Book reviews, art, gaming, Objectivism and thoughts on other topics as they occur.

May 18, 2006

Once A Hero

Elizabeth Moon has written some really enjoyable military fantasy (The Deed of Paksenarrion comes to mind) but this book didn't impress me very much. The military space opera reminds me a great deal of David Weber, but I think Moon doesn't quite measure up to the standard. I think this book is a "side" book about a minor character in another series Moon has written, which may explain some of the items of dubious providence.

It begins well, with Esmay, the main character, on trial before a military tribunal for treason and mutiny when she inadvertantly became the commanding officer of an attack ship during an unexpected battle. Her actions saved many lives, but it's the military, after all, so there has to be a trial.

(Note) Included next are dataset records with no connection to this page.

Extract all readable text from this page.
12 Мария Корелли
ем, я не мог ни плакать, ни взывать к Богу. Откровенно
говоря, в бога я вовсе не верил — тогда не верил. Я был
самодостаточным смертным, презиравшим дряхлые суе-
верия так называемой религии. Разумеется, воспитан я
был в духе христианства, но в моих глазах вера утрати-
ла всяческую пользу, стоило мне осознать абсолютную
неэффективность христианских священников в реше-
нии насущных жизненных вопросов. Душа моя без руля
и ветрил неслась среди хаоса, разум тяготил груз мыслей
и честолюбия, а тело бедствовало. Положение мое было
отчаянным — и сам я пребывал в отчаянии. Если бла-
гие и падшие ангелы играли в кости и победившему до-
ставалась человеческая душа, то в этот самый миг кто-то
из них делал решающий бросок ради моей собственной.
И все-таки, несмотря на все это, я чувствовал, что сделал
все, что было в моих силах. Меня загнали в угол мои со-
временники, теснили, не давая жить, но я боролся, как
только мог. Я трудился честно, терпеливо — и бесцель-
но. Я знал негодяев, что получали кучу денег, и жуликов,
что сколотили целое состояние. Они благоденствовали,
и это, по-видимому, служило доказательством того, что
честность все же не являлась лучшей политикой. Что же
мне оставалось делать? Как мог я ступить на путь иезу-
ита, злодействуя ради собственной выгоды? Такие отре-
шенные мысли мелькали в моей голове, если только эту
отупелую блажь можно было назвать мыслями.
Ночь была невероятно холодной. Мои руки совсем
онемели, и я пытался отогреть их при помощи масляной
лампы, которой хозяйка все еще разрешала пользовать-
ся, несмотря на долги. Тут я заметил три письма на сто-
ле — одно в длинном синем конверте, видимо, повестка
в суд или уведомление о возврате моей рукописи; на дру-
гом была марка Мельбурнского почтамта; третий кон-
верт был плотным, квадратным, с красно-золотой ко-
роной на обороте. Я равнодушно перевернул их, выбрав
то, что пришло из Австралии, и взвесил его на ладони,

There is then a lengthy pause in the action when Esmay returns home to face her provincial and restrictive family, along with some personal trauma that is preventing her from realizing her full potential. The series of events seemed very contrived to me, because the overall indication was that it's the past that determines who you are and what you can do, not your choices. Too much psychologizing. Let's get back to the plot, please.

Things are a great deal more interesting after Esmay returns to the Navy and is reassigned, but of course nothing ever quite goes as planned when there are enemies about. Sabotage and infiltration by enemy troops worked together to make Esmay's new assignment anything but dull. Still, I found the events somewhat contrived. Here is a ship full of admirals, people that don't reach their position by accident, and they wind up relying on a green lieutenant to help them decide what to do.

It was an okay book, but I've read many that are much better.